Après une visite à Moscou, Macky Sall et le Bureau élargi de l’Union africaine se sont entretenus avec le Président ukrainien qui est revenu sur l’invasion de son pays, le blocus des ports où sont entassées des millions de tonnes de céréales. Même si l’Afrique n’a pas d’armes à lui livrer, elle a des voix qui comptent sur le plan diplomatique et il veut compter sur elles malgré l’influence russe sur le continent.
Après son audience avec Vladimir Poutine à Sotchi, Macky Sall était en visioconférence avec Volodymyr Zelensky, qui s’est adressé hier à l’Union africaine pour la première fois. Depuis le début de l’invasion russe, le Président ukrainien voulait parler aux dirigeants du continent où l’influence russe ne cesse de grandir. Alors que son pays reste un nain diplomatique sur le continent. Evidemment, les discussions ont tourné sur les tensions sur le marché des céréales, qui connaît des perturbations à cause de cette guerre. Sans hésiter, Volodymyr Zelensky assume : «L’Afrique est l’otage de ceux qui ont commencé la guerre contre notre Etat.» C’est une façon très claire d’imputer la responsabilité de l’envolée des prix alimentaires et le déficit de certains produits comme le blé à Moscou qui a «provoqué une guerre qui se fait douloureusement sentir sur tous les continents».
A Moscou, le Président Sall a avait obtenu des garanties sur la levée du blocus sur les céréales et l’engrais. Hier, le Président Volodymyr Zelensky a admis des «négociations difficiles» pour permettre aux ports ukrainiens, où s’entassent des millions de tonnes de céréales, de fonctionner à nouveau. Car, la présence de la flotte russe en mer noire bloque la reprise des échanges commerciaux en dépit des promesses de «Poutine» au Président Sall lors leur rencontre de Sotchi. «Il n’y a pas encore de progrès. La crise alimentaire dans le monde durera tant que cette guerre coloniale continuera. Les Russes ont besoin de cette crise, ils l’aggravent de façon délibérée. Aucun véritable outil n’a encore été trouvé pour s’assurer que la Russie n’attaque pas les ports à nouveau», note le Président ukrainien, qui espère la mise en place «d’une nouvelle logistique d’approvisionnement des céréales vers les pays africains et d’autres continents» pour éloigner les risques de famine évoqués par les dirigeants africains, désarmés par la dure réalité des faits à cause de leur dépendance extérieure en produits alimentaires.

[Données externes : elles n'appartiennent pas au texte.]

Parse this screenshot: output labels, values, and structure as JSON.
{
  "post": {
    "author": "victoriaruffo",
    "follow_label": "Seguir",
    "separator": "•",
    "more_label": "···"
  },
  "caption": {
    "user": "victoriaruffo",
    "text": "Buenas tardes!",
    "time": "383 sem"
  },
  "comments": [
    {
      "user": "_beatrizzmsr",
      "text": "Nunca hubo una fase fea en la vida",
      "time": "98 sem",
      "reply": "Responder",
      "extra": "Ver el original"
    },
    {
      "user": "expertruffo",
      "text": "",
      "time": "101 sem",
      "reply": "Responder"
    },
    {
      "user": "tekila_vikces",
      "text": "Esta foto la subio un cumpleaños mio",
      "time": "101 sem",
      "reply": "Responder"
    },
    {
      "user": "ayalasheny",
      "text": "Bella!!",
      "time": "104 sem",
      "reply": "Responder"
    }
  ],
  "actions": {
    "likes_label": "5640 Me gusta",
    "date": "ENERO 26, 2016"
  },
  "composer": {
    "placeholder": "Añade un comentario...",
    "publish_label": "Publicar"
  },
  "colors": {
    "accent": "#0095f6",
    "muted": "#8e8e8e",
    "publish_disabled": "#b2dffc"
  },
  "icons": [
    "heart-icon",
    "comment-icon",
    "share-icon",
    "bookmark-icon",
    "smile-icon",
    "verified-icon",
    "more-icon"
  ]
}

Macky : «L’Afrique reste attachée au respect des règles du droit international»
Aujourd’hui, Kiev veut maintenir le fil du dialogue avec l’Afrique où grandit l’influence russe comme le montrent les votes divisés du continent sur les résolutions onusiennes sur Moscou. Kremlin établit une coopération militaire forte avec des pays comme Mali ou la République centrafricaine où opère Wagner. En dépit de cette situation, Volodymyr Zelensky voudrait «intensifier le dialogue avec les Etats membres de l’Union africaine, en nommant prochainement un représentant spécial de l’Ukraine pour l’Afrique» et organiser une «grande conférence politique et économique Ukraine-Afrique».
Architecte de ce rendez-vous en tant que président de l’Union africaine, le Président Macky Sall ne cache pas sa satisfaction : «Je remercie le Président Zelensky pour son adresse conviviale de ce jour (hier) à la réunion virtuelle du Bureau élargi de l’Union africaine. L’Afrique reste attachée au respect des règles du droit international, à la résolution pacifique des conflits et à la liberté du commerce.» Alors que Moussa Faki Mahamat, président de la Commission de l’organisation panafricaine, a indiqué que l’Ua avait «réitéré (sa) position sur la nécessité urgente d’un dialogue pour mettre fin au conflit afin de permettre le retour de la paix dans la région et de rétablir la stabilité mondiale».
Il est utile de souligner que tous les pays africains, au nom desquels parlaient MM. Macky Sall et Moussa Faki Mahamat, sont attentifs aux retombées de cette rencontre avec le chef de l’Etat russe. Il faut dire que la situation se dégrade à un rythme rapide dans plusieurs pays déjà. Et certains ont déjà décrété l’état d’urgence alimentaire, tandis que dans d’autres, les prix des produits agricoles, et surtout des céréales, ont connu une très forte hausse. Face à cette situation, le Président Sall avait demandé aussi aux dirigeants européens «que tout soit fait pour libérer les stocks de céréales disponibles et assurer le transport et l’accès au marché, afin d’éviter le scénario catastrophique de pénurie et de hausse généralisée des prix».